First, I'm standing on the dock, amused by a small fish that is following a turtle through a mucky maze of algae. The turtle turns right, the fish follows. This cracks me up. I watch them for a few minutes, then quietly sit down, hoping not to send them scurrying into the depths. This is when I spot the first heron, flying low over the water. She may have been watching me, watching them.
Next, I spy heron #2. I can't see her feet; she's over there in the tangle of fallen trees, so she could be standing either in the water or on a tree trunk. She is a soft gray, just like the bleached wood in the early morning sun. She hangs out for a while then alights, meeting another heron (heron #1?) mid-flight. The two of them disappear around the bend.
I'm wondering how these turtles suspend themselves in the water the way they do --heads poking up, looking intently, shells hanging at maybe a 45 degree angle below the surface. Motionless. No paddling to keep them afloat. Must be something with their breathing. Pathetically, I know I'll be looking this up.
My gaze wanders along the shoreline. And there's another one. Standing in deep water. It almost looks like she's floating, like a goose or duck. But no, she's still as a statue, only accasionally turning her long beak this way or that. She doesn't seem to be hunting. Just surveying her territiory. Eventually she takes flight too, landing in someone's back yard, as far as I can tell, under a big weeping willow.
So that's my signal to leave. Further along my route is the Highland Street pond and from across the street, between branches, I see something out of the ordinary in the grasses sprouting up along its edges. I cross over, keeping behind a tree so as not to disturb. Another heron! This beauty is large, very tall, perhaps a male? From this vantage point, much closer than my spot at the dock, I can see the powerful yellow beak, the long neck, the individual slate-blue feathers of his folded wings.
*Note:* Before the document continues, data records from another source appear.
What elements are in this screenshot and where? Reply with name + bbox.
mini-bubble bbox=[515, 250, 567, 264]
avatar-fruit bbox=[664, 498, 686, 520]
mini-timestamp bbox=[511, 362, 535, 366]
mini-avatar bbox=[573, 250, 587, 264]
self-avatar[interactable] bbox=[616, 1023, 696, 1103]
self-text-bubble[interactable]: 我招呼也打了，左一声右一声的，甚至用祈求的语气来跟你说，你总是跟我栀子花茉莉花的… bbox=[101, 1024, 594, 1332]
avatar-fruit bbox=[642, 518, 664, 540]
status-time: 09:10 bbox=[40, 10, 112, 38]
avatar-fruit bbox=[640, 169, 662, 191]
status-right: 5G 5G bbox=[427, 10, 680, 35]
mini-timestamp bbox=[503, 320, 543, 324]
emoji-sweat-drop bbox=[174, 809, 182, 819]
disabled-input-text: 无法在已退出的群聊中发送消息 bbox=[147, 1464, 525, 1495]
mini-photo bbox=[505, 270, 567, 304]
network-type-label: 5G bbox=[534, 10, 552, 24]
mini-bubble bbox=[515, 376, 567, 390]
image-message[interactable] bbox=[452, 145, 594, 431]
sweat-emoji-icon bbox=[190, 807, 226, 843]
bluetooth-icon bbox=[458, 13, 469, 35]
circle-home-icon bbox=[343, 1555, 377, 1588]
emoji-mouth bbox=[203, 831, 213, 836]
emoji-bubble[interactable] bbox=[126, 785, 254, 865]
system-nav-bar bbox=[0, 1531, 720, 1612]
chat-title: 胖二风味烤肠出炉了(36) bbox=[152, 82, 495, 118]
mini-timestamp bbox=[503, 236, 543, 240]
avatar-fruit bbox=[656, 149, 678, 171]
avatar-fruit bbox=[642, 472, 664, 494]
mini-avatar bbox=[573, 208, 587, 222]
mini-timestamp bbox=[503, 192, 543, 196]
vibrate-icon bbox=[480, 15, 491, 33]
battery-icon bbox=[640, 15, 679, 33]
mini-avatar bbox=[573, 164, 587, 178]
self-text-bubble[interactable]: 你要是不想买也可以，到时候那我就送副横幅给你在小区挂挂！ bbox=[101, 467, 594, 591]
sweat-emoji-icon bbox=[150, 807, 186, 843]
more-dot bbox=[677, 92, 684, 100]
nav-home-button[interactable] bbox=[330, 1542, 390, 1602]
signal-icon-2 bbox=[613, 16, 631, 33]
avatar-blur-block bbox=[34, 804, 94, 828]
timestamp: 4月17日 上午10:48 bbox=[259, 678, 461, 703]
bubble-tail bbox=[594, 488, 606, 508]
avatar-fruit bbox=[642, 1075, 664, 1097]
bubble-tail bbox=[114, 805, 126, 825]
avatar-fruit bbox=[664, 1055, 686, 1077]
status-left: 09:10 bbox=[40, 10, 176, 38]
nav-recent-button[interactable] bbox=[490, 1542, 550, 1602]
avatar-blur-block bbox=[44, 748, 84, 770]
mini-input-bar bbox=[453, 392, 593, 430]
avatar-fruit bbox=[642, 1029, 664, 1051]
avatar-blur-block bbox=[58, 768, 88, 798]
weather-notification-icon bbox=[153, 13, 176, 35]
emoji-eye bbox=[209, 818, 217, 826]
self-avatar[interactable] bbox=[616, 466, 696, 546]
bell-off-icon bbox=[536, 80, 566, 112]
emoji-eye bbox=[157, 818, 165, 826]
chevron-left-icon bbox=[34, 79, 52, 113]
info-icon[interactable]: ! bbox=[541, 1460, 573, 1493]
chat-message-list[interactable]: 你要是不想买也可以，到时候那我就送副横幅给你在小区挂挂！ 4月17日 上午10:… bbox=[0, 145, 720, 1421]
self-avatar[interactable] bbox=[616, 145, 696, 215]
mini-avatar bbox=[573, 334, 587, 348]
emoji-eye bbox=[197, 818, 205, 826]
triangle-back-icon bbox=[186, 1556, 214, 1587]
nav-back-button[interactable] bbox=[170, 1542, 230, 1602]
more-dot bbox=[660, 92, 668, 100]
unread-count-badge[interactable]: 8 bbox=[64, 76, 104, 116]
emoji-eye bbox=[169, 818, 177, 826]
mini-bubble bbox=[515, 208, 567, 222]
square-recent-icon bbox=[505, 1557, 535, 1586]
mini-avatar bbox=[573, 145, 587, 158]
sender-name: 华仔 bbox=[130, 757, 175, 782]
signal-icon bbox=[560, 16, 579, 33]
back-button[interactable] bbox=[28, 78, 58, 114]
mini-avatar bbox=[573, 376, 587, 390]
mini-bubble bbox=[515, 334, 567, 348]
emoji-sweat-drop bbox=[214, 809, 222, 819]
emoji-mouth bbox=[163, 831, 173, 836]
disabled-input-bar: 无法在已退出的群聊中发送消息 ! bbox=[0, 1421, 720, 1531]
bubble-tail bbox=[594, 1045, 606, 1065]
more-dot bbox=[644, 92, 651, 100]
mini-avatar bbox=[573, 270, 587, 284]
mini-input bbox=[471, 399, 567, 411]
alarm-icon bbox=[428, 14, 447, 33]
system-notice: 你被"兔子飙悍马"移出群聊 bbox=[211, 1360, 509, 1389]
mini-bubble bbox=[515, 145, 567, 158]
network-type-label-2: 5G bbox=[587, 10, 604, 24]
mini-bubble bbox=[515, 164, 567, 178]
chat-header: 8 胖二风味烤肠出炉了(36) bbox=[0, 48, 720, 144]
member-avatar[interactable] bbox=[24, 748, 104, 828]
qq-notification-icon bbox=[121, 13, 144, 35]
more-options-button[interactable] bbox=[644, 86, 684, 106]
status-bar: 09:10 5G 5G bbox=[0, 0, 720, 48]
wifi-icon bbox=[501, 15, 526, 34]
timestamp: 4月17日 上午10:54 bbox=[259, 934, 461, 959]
I'm regarding him wondering if he's aware that I'm there. Ha! I lift one foot, and he's off. I hadn't even taken a step! Huge wingspan lifting him off onto the shadowy treetops.
Maybe it's the full moon, maybe it's the turn of the earth toward fall. But the herons are out, just like we are, soaking up these precious summer days. I don't know why I'm so fascinated by these creatures except that they're so unusual, and they woke me up to the rhythms of the earth and the value of aligning with them. Learning about these cycles, how the ancient cultures all over the world honored them, somehow brings order and meaning -- and aren't we all longing for that?
Joining the rhythm of the universe pulls one into the flow of something greater than our daily list of things to do. It offers lessons in how to be in the tumult of the troubling times we live in.
An hour with the herons somehow brings healing. Breathing deeply, (like those turtles?!) I bring newly-regained peace and perspective into my busy day.